Nature is Not a Luxury

By Joe Gaydos and Bob Friel

SeaDoc is a science-based marine conservation program. We understand that science informs policy, including priority setting and budgeting.

Washington State faces difficult budget choices. With multi-billion-dollar shortfalls, lawmakers are scrutinizing every line item. In moments like this, funding that supports biodiversity — everything from living soil to forests, from bugs to whales, and from mountain streams to the sea—can look like a luxury. It is not.

Hunted species, domesticated animals, and lands used for extraction are given priority for funding and management. There’s a belief that the rest of our natural places and resources (aside from a charismatic species or two) will be fine if left alone. Unfortunately, in a time when human impacts reach the furthest corners and deepest marine trenches on earth, that’s not true.

Despite a lack of voice or constituency, our state’s undeveloped ecosystems and background wildlife quietly perform crucial services that protect human health, safeguard domestic animals, and underpin our economy.

Recent history shows what happens when we ignore that fact.

Due to poisoning from a drug given to cattle, vulture populations in India collapsed from an estimated 50 million birds to just a few thousand in little more than a decade. Vultures certainly aren’t cute and cuddly, and no one celebrates Thanksgiving with a Butterball buzzard. So, what’s the worst that could happen if a landscape loses a repulsive scavenger?  For a start: 500,000 human deaths from rabies and other diseases.

Counting dollars instead of deaths, a 2024 study in the American Economic Review found that the loss of the vultures’ free scavenging and sanitation services cost India an estimated $69 billion annual economic loss.

The United States has its own cautionary tale. A fungal disease known as white-nose syndrome decimated insect-eating bat populations across the country. The loss was catastrophic for the 50 affected bat species — but it was also costly for farmers. Research estimated agricultural losses approaching $500 million annually. And farmers had to replace the bats’ free exterminator services by piling on the pesticides, which also led to a tragic human loss. A 2024 study in Science found that for every 1% increase in insecticide use, infant mortality rates rose by 0.25%. 

Here in the Salish Sea, we are learning similar lessons. A recent SeaDoc Society–funded study published in Nature Sustainability found that eelgrass meadows act as green infrastructure—natural sewage and stormwater treatment plants, literally—that reduce the flow of disease-causing bacteria from land into shellfish.

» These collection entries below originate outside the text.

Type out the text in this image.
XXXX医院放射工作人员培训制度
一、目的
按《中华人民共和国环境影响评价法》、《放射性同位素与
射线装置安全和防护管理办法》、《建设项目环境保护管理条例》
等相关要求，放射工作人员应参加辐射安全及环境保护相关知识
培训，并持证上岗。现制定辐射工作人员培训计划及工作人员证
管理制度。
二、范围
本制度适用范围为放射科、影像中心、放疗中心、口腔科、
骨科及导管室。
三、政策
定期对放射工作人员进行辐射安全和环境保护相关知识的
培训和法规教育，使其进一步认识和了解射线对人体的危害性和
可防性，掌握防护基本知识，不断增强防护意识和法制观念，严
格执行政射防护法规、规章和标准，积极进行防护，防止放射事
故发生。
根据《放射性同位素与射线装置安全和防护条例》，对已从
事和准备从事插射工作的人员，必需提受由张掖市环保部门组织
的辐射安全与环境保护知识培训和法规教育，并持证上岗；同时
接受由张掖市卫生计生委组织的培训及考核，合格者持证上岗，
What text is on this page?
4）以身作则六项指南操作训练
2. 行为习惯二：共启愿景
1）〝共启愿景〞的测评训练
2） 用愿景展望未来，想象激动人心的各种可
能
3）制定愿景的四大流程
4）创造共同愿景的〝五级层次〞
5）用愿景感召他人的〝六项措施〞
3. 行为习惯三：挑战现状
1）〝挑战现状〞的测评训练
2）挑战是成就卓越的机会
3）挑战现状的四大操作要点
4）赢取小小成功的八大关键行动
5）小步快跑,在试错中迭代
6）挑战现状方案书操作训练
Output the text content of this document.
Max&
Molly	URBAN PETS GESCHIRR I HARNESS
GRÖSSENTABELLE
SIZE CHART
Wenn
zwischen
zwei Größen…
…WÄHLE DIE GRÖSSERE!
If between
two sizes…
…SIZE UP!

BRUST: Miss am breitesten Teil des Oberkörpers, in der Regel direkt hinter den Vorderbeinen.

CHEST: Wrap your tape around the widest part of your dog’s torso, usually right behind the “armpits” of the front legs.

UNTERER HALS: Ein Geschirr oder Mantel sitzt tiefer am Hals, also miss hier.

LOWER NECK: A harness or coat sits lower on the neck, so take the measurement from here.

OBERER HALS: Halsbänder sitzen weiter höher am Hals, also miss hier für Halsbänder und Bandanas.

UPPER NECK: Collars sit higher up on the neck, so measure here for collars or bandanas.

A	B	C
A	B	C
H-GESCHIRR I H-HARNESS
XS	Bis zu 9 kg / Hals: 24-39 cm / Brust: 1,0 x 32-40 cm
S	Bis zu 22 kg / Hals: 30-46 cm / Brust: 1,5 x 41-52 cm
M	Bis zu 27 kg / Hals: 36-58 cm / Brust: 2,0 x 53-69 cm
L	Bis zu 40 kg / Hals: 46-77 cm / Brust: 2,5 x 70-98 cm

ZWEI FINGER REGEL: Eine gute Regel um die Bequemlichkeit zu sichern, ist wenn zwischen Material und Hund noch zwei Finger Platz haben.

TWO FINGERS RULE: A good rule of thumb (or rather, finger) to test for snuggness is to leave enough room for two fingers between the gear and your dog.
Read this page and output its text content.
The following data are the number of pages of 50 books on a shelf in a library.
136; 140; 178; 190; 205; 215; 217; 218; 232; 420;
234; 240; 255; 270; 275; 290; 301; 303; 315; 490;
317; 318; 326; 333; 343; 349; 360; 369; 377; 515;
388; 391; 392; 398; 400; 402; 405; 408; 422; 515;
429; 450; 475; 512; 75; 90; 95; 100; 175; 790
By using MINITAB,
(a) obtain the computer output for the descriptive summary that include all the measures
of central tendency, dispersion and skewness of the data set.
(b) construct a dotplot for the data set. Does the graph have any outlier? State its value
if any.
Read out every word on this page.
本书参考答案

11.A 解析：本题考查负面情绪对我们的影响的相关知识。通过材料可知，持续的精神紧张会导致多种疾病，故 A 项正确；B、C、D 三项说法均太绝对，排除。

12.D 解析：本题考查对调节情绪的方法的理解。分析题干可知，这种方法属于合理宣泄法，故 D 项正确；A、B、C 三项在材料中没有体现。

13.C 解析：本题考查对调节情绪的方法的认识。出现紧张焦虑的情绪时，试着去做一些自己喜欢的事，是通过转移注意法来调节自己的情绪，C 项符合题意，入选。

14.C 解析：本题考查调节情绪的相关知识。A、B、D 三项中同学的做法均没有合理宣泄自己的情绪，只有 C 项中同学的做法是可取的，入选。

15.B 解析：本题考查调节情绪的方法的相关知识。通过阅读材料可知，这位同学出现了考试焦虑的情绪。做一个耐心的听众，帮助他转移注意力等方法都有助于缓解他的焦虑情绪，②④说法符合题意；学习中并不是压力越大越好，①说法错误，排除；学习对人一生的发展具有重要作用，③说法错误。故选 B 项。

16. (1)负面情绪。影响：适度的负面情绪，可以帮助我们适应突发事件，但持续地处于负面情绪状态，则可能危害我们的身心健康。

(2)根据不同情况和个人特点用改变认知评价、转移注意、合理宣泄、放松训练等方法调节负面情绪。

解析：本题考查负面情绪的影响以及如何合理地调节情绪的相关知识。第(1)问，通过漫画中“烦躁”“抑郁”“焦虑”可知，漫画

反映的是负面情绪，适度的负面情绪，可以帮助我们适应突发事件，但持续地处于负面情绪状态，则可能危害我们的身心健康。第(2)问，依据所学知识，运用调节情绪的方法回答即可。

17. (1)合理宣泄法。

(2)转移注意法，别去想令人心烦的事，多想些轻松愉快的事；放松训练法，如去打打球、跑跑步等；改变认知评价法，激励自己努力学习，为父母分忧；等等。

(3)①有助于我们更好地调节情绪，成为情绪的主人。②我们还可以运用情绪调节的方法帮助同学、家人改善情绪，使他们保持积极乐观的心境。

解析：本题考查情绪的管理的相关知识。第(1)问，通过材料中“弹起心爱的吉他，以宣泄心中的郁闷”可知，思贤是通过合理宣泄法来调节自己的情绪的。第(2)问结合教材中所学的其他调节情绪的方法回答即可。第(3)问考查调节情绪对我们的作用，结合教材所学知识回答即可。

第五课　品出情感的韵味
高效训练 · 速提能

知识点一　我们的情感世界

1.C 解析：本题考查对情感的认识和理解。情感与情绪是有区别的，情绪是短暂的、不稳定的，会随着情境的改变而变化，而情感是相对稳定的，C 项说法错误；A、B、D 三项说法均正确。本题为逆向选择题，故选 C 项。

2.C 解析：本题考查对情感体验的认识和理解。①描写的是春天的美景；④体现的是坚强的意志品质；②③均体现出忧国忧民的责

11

Protecting and restoring our eelgrass does not just help salmon and forage fish; it helps prevent pathogens from reaching the seafood on our plates, keeping Washingtonians and our robust cultured seafood industry healthy.

The plants and animals we don’t hunt or eat, the trees we don’t mill, the invisible seabeds we cruise over: these all make up the biodiversity that’s prioritized less when it comes to state funding. But that biodiversity is infrastructure. It is public health protection. It is economic resilience. When compared with the costs incurred when these natural systems collapse, the return on investment in their conservation are enormous.

Washington’s natural heritage supports fisheries, tourism, agriculture and the quality of life that attracts people and businesses. Cutting already limited biodiversity funding to close a budget gap may appear fiscally prudent, but it could be disastrously shortsighted.

When we invest in biodiversity, we are not choosing wildlife over people. We are choosing clean water over disease, natural pest control over toxic substitutes, and resilient economies over avoidable losses. We are choosing prevention over crisis.

Washington has long been a leader in environmental stewardship. In this moment of fiscal strain, biodiversity funding is not discretionary spending. It is a down payment on our collective health, prosperity and future. 

Author Biographies:

Dr. Joseph Gaydos is a wildlife veterinarian and the Science Director of the Washington State-based SeaDoc Society. 

Bob Friel is writer and producer of the Emmy-nominated ocean science documentary series, Salish Sea Wild. Together, they’ve spent decades studying and documenting the Salish Sea’s biodiversity.